Qualunque opinione difforme al pensiero unico genera polemiche e suscita aspre critiche, sfociate anche con atti di censura per impedire a intellettuali, professori universitari e giornalisti di esprimere idee che si discostino con chi non la pensa da quelle di chi non le pensa come loro, anzi, cercando di impedirne la divulgazione. Dopo aver assistito a dibattiti televisivi, in cui il mainstream (la tendenza dominante che in un determinato ambito beneficia di un seguito di massa) si è occupato dell’argomento Covid-19, in cui non a priori non erano ammessi pareri (anche scientifici), non allineati alla narrazione ufficiale. Ora tocca all’Ucraina. in cui la propaganda da entrambe le parti, alimentata da una retorica capace di confondere la realtà dei fatti. In questo clima da caccia alle streghe è stata messa all’indice la cultura russa e i suoi artisti, con l’obiettivo di alimentare una sorta di russofobia al fine di isolare la Russia agli occhi dell’intera comunità mondiale.

Si è venuta a creare una visione distorta che colpevolizza chiunque difenda la libertà alla base dell’espressione artistica. Una polarizzazione utile a suscitare reazioni di censura e accanimento (anche isterico) contro tutto il popolo russo, i suoi artisti, scienziati e intellettuali, contribuendo ad isolare ancor di più persone che si erano comunque espresse contro la scelta di Putin di invadere l’Ucraina: coloro che avevano sottoscritto la loro contrarietà in una lettera aperta e si erano schierati ufficialmente. La reazione non è fatta attendere ed è stata rimossa dal sito dove era stata pubblicata.

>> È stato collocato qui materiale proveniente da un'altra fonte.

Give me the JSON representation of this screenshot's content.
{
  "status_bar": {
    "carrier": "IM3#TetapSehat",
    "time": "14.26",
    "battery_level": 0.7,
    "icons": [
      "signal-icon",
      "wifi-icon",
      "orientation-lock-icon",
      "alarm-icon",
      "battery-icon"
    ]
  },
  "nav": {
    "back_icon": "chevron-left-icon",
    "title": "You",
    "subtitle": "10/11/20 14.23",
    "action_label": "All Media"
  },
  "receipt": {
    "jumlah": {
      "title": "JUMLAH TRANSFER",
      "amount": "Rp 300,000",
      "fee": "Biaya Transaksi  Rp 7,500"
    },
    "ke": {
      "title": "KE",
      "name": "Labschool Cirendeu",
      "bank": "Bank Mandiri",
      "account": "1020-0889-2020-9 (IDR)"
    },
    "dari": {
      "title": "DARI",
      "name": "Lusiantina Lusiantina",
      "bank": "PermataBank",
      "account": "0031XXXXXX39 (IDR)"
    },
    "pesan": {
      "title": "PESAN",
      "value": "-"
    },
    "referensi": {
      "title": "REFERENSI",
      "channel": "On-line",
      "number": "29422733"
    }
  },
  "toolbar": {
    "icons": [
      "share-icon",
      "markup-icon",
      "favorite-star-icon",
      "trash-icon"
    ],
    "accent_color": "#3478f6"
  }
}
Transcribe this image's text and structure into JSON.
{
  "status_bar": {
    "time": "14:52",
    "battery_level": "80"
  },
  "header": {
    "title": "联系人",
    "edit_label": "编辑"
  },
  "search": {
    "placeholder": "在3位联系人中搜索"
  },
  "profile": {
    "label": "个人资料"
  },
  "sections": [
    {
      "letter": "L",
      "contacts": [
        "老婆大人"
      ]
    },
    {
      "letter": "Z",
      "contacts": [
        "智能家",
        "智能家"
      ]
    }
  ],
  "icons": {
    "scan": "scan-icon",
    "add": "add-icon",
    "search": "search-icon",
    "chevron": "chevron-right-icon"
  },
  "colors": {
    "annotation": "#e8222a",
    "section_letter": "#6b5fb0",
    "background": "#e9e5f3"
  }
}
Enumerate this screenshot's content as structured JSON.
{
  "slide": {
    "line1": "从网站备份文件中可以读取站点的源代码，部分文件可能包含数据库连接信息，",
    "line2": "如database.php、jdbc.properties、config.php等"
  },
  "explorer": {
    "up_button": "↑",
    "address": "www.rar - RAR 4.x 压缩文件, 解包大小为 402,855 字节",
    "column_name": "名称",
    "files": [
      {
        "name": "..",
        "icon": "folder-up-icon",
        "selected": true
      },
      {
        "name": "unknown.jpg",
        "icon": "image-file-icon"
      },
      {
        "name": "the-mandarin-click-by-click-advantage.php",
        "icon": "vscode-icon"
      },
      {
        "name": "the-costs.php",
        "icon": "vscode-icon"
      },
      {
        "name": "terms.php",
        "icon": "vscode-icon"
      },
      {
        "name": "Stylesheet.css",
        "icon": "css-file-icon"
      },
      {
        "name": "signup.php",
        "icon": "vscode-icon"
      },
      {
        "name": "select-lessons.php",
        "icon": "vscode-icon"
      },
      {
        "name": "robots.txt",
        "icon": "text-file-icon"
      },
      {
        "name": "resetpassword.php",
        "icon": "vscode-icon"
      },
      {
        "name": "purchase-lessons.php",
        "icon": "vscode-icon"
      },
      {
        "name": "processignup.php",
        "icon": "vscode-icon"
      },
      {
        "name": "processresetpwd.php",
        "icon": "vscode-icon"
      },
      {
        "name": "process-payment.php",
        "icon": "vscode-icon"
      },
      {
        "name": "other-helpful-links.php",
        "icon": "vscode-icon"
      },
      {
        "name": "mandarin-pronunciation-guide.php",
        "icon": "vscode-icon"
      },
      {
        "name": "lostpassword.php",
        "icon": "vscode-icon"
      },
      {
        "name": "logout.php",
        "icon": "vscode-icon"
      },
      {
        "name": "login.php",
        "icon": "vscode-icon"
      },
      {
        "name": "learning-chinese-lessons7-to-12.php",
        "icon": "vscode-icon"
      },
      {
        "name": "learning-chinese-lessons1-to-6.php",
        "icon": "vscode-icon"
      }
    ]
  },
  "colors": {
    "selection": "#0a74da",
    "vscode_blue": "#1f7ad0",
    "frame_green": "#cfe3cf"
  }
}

Firmata da oltre diciassettemila in cui si dichiarava:

«Noi, artisti, curatori, architetti, critici d’arte, art manager, rappresentanti della cultura e dell’arte della Federazione Russa, abbiamo firmato questa lettera aperta, che noi consideriamo insufficiente ma necessaria, un’azione sulla via della pace tra Russia e Ucraina. A nome della comunità professionale è importante per noi affermare che l’ulteriore escalation della guerra comporterà conseguenze irreparabili per i lavoratori delle arti e della cultura. Questo eliminerà le nostre ultime opportunità di lavorare, parlare, creare progetti, diffondere e sviluppare la cultura. Tutto ciò che è stato fatto culturalmente negli ultimi 30 anni è ora a rischio: tutti i legami internazionali saranno interrotti, le istituzioni culturali private o statali saranno sospese, le partnership con altri Paesi saranno sospese. Tutto ciò distruggerà la già fragile economia della cultura russa e ridurrà notevolmente il suo significato sia per la società russa che per la comunità internazionale nel suo insieme. Sarà quasi impossibile impegnarsi nella cultura e nell’arte in tali condizioni».

Fedor Dostoievsji

Un appello che non è valso a impedire anche in Italia la decisione di allontanare gli artisti russi dai teatri, come è accaduto a Milano al Teatro alla Scala, dove è stato cancellato il contratto con il direttore russo Valerij Gergiev su decisione del sindaco Beppe Sala, presidente dell’ente lirico, causa la sua mancata dissociazione nei confronti della scelta di invadere l’Ucraina, una decisione intrapresa anche da parte di altri paesi. Se i russi vengono allontanati, non va meglio agli artisti ucraini ai quali il governo di Kiev ha imposto il divieto di esibirsi con i colleghi russi o di interpretare coreografie o partiture musicali di origine russa, minacciandoli di essere arrestati una volta tornati in patria. Intimidazioni e divieti che non hanno risparmiato nemmeno Fedor Dostoevskij censurato in modo grottesco. Un divieto poi annullato che prevedeva la cancellazione di lezioni all’Università Bicocca di Milano sull’autore russo, tenute da Paolo Nori, studioso di letteratura russa la cui reazione iniziale all’assurdo provvedimento è stata quella di rendere pubblico il suo disappunto su un suo profilo social: «Censurare un corso è ridicolo. Non solo essere un russo vivente è una colpa oggi in Italia, ma anche essere un russo morto, che quando era vivo nel 1849 è stato condannato a morte perché aveva letto una cosa proibita. Che un’università italiana proibisca un corso su un autore come Dostoevskij è una cosa che io non posso credere ...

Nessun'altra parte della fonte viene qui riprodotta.